この疑問に答えるには、まずは昨年の話をしなければならない。

RED BULL 400が日本で開催されるのは、今年で3回目。筆者は昨年に続き2回目のエントリーとなるが、大倉山ジャンプ台を初めて目にしたときは「仮病を使って欠場しようかな……」と真剣に考えたほどだ。目の前にそびえるジャンプ台の高さと傾斜は、それくらい想像を遥かに超えていたのである。

仮病作戦を使おうかとトレイルランナーの反中祐介選手に相談してみると、「制限時間は15分なんですけど、南井さんの脚力ならゴール出来ないってことは絶対にないですよ。まあまあキツイですけどね」と笑っていた。

観念して実際に走ってみると、その心拍数の跳ね上がり方も想像以上。途中からは四つん這いで、少しづつ、少しづつ歩を進める。コースのいちばん左端を進んだので、TV中継でお馴染みの円形の距離表示の数字が90m、89m、88m……と段々少なくなっていくのがよく見える。

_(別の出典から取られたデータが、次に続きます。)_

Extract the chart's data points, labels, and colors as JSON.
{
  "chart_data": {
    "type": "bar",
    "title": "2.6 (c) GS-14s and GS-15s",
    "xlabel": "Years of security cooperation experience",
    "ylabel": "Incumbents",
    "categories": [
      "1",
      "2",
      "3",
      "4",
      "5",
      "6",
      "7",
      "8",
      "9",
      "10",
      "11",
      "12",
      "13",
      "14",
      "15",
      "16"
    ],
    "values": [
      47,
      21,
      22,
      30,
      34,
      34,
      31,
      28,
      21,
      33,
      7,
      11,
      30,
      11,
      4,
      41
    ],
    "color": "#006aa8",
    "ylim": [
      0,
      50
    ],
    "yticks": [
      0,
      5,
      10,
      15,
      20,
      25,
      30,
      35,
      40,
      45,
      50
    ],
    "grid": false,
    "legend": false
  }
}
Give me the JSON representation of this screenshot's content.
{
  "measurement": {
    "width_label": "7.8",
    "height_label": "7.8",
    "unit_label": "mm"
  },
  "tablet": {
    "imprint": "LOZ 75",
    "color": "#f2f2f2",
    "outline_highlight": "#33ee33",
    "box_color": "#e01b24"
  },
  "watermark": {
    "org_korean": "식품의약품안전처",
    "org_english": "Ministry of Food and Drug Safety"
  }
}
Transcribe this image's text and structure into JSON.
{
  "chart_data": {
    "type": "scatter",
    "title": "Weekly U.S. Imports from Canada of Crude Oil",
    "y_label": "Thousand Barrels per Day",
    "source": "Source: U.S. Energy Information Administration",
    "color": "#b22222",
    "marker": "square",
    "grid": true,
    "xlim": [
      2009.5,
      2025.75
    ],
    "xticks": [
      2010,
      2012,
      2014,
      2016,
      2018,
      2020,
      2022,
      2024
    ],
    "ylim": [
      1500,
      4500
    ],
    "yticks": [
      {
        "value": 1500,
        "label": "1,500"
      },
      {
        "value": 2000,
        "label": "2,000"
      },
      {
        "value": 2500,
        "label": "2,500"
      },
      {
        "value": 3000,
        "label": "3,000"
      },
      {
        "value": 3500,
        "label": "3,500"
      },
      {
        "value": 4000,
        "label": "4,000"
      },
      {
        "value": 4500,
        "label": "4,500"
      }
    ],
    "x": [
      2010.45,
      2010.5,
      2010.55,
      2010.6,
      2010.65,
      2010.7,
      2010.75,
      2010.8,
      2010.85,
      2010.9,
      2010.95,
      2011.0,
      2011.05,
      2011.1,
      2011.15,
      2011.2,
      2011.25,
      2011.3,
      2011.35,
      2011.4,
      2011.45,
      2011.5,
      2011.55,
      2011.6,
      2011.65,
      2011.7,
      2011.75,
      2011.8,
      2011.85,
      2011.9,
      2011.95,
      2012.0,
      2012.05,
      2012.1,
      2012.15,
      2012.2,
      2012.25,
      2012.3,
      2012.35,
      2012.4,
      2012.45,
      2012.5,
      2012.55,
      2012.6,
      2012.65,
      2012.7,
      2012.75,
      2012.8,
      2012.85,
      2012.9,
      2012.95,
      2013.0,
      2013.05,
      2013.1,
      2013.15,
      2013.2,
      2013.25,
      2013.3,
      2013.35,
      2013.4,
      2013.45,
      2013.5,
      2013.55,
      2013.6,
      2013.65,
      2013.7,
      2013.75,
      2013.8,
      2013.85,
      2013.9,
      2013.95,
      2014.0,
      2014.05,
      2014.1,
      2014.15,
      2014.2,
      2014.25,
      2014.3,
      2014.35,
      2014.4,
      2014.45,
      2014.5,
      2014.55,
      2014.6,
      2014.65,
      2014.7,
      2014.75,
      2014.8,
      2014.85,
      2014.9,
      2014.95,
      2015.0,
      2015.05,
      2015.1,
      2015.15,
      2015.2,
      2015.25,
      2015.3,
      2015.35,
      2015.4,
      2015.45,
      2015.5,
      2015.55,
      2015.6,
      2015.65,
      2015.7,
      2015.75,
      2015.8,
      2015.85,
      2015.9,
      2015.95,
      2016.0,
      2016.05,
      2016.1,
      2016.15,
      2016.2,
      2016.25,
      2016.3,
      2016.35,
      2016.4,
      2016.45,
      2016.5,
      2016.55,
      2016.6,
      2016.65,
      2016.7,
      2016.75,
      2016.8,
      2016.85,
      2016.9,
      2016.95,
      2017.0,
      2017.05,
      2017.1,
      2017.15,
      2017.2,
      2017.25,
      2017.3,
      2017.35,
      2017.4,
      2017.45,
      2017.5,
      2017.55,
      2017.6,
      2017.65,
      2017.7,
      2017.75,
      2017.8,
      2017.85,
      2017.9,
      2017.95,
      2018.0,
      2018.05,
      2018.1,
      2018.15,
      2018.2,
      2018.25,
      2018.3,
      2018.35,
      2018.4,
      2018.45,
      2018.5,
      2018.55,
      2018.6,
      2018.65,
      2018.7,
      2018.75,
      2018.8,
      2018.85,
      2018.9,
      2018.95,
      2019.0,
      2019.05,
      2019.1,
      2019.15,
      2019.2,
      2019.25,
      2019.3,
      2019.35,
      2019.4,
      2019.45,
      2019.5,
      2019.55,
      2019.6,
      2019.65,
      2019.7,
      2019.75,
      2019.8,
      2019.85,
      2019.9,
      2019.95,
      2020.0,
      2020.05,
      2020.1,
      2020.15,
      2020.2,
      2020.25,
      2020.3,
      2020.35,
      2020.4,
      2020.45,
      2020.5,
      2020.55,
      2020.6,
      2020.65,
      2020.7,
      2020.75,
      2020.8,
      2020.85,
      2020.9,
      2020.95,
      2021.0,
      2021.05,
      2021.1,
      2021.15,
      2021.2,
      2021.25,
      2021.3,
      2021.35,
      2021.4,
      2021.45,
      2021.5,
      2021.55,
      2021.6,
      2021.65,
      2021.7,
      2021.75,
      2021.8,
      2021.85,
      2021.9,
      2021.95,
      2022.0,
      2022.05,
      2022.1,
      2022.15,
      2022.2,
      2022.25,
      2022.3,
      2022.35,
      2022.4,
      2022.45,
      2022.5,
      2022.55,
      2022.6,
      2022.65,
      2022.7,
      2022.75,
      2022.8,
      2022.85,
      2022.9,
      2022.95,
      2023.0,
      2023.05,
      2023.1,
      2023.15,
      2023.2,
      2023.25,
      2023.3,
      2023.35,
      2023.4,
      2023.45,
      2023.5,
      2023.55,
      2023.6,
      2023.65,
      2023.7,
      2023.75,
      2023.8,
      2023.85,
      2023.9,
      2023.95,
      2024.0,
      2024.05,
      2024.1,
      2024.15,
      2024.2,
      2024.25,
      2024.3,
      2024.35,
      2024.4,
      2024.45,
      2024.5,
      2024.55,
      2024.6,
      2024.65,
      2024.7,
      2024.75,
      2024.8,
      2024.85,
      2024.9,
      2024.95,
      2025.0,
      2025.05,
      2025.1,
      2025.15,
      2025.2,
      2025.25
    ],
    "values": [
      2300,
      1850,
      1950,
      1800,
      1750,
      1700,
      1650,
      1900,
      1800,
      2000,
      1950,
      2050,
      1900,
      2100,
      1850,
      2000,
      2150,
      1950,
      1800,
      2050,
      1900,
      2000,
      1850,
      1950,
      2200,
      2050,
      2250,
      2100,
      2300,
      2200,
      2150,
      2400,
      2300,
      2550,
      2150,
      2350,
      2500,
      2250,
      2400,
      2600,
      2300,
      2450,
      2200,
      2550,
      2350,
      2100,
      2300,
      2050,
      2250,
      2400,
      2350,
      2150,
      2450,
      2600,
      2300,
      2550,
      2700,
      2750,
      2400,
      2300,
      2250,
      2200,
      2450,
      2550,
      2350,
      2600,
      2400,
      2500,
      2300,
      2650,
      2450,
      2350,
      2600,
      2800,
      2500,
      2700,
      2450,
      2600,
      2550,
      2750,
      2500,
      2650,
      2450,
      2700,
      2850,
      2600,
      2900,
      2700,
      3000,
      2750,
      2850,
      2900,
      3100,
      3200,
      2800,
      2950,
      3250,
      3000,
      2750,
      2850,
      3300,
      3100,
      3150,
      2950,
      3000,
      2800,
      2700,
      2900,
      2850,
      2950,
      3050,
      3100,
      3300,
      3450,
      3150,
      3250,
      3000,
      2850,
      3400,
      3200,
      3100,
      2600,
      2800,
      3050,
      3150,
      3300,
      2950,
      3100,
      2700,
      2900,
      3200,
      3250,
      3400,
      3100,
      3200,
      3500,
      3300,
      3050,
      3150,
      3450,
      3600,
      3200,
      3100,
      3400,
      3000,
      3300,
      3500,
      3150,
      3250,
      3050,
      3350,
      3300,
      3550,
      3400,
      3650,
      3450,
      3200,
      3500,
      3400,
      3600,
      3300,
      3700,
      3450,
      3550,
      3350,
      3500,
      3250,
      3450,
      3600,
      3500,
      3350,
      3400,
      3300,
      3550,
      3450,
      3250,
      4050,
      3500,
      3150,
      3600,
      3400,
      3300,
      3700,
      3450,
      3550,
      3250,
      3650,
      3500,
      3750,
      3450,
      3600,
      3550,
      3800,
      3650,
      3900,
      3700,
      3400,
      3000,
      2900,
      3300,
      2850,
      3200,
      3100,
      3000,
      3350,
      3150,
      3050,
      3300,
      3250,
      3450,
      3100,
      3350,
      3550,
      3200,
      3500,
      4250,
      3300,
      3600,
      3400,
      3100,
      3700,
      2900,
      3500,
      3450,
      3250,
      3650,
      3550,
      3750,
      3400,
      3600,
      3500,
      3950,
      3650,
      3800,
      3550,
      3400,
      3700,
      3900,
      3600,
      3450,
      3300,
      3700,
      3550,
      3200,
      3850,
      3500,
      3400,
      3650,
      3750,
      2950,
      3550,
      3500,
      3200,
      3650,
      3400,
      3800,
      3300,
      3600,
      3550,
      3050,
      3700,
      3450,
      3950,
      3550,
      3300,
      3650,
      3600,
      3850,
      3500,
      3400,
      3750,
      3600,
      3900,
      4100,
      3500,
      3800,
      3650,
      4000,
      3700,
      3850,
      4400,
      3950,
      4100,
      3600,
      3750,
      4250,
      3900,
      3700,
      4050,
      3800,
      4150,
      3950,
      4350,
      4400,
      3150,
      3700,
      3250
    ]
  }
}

ランディングエリアを越えて、踏切台へと向かう急な木製スロープを通過したら、あとは滑走エリア。スキージャンパーが猛スピードで滑り下りる場所を逆走して上るのだから、よく考えると本当にクレイジーな競技だ。

ここの部分も木製のスロープなので、木のささくれや棘から手を保護するためにも軍手などの手袋はあったほうがいい。しかし昨年はわざわざコンビニで購入した軍手をホテルに忘れてしまった&前半でペースを抑え過ぎて余力も残っていたので、滑走エリアのほとんどを脚だけで進み、かなりの参加者を抜くことができた。

去年は最後のスロープで余裕を残し過ぎたのが反省点だった。


タイムは7分56秒。時間にすると8分弱だが、そこにはさまざまな気持ちの変化があり、まさに人生の縮図だった。最初の100mは下りだから、「もう4分の1終わったのか! 意外と楽勝かも!?」などと思ったが、上りに入ってしばらくすると脚の動きが鈍くなり、「一体誰がこんな競技考えたんだ……」とネガティブな気持ちに。それでも一歩一歩進んで300m地点の踏切台に到着すると、まず最初の多幸感が訪れる。

そしてラストに10人以上の参加者をごぼう抜きにしたときは、優越感と同時に「あれ、もう少し前半から飛ばしたら、もっと上位に行けたかも……」と、ややもったいなく思う気持ちも生まれた。また、ゴールしてしばらくすると「このやり遂げた気持ちはなんだろう? この達成感はフルマラソンでもなかなか経験できない。来年も絶対に出よう!」と決意するに至ったのである。